At what time Koreans did not have their own state. Their lands were under Japanese occupation. So the inhabitants of these lands, mostly ethnic Koreans, were Japanese citizens. That is, in the eyes of Soviet authorities, they were enemies. And Stalin saw Soviet Koreans as, as potential traitors, the fifth column of the Japanese. He declared them enemies and began repression. Writers, teachers, priests were shot. All others, the entire nation, were sent into exile into Central Asia.
They were forbidden to speak their native language even at home. They were forbidden to celebrate their holidays. They were ordered to forget that they are Koreans. Koreans were the first people to be deported from their native places .Then their faith was shared by Chechens, Ingush, Crimean Tatars and others. Someone was more fortunate the Chechens were allowed to return home immediately after Stalin's death. Some less fortunate, the Crimean taters, for example, were never allowed to return. They did it themselves under the threat of new deportations and prison terms.
The Koreans were allowed to return home, but it turned out that the farms were destroyed. Strangers were living in their homes and no one was waiting for them there. And these Koreans simply scattered around the Soviet Union in search of better faith. That's how my Kim's grandparents and their kids ended up in Ukraine. They no longer knew their native language, did not remember the tales and stories of their people they only had surnames from the Koreans. That is, Stalin achieved his goal. Koreans stopped being Koreans. They lost themselves.

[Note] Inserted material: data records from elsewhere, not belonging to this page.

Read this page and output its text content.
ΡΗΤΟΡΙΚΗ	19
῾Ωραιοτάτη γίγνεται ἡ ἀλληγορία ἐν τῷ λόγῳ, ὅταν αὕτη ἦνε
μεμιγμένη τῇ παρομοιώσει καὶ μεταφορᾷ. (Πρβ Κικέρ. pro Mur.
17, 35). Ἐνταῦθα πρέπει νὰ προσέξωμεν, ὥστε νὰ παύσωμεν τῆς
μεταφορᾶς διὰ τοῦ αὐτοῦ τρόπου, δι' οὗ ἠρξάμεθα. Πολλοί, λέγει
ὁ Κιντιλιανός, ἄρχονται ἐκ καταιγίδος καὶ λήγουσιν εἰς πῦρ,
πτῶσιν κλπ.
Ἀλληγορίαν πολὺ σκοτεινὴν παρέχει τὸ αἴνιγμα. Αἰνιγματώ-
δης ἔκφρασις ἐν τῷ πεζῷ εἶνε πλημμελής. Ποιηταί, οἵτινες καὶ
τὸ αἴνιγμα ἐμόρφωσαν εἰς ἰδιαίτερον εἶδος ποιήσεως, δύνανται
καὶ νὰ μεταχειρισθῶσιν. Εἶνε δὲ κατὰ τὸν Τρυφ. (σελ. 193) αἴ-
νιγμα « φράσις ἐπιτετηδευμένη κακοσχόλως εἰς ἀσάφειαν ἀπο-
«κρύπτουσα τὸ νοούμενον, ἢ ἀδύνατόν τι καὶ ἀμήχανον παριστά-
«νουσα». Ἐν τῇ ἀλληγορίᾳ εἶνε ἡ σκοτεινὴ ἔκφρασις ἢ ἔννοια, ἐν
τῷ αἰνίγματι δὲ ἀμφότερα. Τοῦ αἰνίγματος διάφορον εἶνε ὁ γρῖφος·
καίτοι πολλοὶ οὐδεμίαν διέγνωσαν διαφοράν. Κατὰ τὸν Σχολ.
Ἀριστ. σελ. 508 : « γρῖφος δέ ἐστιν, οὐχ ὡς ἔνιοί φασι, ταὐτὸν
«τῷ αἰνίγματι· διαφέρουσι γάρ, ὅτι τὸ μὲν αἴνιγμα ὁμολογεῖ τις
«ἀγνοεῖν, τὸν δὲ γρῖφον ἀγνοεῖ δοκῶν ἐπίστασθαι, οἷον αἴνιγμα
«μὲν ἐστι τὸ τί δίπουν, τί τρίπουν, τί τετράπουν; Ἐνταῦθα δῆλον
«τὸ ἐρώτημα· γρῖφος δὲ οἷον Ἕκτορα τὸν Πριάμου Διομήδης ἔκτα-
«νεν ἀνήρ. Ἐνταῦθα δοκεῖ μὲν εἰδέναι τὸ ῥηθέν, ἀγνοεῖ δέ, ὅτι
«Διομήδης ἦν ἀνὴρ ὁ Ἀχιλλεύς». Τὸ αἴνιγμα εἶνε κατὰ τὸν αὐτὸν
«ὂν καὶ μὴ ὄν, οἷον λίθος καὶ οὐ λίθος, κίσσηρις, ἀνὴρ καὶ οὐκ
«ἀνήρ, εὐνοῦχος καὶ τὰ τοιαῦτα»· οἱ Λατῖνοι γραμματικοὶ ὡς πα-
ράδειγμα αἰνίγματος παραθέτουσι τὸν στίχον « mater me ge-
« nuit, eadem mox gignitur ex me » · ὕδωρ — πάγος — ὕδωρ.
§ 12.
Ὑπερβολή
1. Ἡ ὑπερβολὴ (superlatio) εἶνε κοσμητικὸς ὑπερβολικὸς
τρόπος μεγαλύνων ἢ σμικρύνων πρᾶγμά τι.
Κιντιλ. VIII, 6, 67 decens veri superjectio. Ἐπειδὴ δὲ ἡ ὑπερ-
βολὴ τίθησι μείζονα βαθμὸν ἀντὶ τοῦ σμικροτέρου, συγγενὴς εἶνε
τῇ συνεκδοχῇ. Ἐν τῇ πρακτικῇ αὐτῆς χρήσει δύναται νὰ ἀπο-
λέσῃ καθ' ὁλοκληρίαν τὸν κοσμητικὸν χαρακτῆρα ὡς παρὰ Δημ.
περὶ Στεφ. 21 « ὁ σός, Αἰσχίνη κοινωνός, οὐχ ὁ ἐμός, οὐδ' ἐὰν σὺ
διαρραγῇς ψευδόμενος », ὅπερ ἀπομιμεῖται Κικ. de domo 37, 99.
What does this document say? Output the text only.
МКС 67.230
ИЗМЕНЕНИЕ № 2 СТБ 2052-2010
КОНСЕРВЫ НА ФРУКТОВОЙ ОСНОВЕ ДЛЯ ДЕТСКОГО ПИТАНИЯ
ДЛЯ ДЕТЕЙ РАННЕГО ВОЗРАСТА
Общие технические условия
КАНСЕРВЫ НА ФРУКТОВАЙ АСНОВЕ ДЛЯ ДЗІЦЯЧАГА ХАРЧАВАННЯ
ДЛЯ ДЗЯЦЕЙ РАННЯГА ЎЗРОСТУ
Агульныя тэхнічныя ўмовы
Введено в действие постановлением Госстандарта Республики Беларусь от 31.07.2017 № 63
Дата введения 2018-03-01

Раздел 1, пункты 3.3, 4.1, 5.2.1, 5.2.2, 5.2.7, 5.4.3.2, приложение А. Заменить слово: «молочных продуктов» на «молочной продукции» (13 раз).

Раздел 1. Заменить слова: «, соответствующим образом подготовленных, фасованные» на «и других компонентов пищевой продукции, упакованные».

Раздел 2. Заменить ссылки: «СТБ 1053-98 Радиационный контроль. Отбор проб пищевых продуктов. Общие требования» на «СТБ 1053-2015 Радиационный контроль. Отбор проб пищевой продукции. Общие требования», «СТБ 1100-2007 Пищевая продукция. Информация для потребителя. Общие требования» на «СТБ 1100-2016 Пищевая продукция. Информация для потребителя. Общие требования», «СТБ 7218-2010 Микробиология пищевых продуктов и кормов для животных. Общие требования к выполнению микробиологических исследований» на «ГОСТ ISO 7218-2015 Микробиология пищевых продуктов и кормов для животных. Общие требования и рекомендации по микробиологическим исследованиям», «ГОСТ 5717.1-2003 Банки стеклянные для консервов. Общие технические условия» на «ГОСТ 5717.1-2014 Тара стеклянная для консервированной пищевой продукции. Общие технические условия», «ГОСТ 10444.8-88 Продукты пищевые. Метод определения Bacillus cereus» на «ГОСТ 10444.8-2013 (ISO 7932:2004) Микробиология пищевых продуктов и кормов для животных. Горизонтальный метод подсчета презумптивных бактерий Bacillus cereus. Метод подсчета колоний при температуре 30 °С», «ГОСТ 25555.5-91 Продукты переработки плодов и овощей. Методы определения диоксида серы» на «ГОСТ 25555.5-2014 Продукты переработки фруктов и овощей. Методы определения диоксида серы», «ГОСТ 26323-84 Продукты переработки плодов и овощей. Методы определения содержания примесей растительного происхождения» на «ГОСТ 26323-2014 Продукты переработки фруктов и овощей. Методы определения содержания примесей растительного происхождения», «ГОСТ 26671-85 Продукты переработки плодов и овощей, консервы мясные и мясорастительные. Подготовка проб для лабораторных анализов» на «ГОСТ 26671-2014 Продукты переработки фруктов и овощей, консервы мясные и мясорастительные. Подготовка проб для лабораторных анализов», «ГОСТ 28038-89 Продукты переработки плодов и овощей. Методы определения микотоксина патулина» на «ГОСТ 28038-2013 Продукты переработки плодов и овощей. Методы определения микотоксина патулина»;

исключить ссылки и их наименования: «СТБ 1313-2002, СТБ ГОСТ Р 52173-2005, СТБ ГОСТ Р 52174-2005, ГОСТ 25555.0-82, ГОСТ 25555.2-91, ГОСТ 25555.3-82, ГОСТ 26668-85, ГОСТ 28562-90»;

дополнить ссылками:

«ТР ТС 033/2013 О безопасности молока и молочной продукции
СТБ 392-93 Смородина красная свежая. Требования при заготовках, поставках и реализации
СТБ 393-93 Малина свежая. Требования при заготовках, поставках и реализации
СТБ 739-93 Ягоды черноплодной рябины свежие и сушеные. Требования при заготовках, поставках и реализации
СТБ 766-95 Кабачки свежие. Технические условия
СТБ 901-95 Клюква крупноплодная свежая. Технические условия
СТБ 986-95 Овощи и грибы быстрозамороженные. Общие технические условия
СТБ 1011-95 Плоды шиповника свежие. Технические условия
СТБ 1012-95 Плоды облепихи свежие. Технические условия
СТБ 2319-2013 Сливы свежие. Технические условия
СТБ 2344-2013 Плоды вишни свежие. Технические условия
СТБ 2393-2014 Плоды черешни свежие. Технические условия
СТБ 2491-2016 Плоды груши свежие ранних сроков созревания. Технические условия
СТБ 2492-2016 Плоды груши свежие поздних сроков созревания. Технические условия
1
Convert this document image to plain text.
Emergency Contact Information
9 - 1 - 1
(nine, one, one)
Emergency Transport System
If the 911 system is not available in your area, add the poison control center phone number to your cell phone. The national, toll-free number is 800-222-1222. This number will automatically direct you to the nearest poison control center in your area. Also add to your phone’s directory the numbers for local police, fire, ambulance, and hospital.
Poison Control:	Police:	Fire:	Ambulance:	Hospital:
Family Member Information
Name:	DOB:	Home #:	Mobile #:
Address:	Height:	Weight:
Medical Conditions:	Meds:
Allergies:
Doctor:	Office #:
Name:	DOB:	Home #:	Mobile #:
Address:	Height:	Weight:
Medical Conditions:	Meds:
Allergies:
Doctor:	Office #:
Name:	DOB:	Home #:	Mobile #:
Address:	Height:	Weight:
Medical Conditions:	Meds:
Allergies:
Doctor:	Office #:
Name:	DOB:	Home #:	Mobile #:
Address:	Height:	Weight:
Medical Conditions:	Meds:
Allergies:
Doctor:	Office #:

And this is almost exactly what the Russians did to the Koreans in the 1930s, they now trying to do to the Ukrainians. They want to physically destroy the bearers of Ukrainian consciousness as they once killed the Korean intelligentsia and make everyone else forget that they are Ukrainians. And Kim, with whom we fought together, said "The Russians took away from my parents the feeling that we're Koreans, and now they're trying to take away my pride in the fact that I'm Ukrainian of Korean origin, but they won't succeed.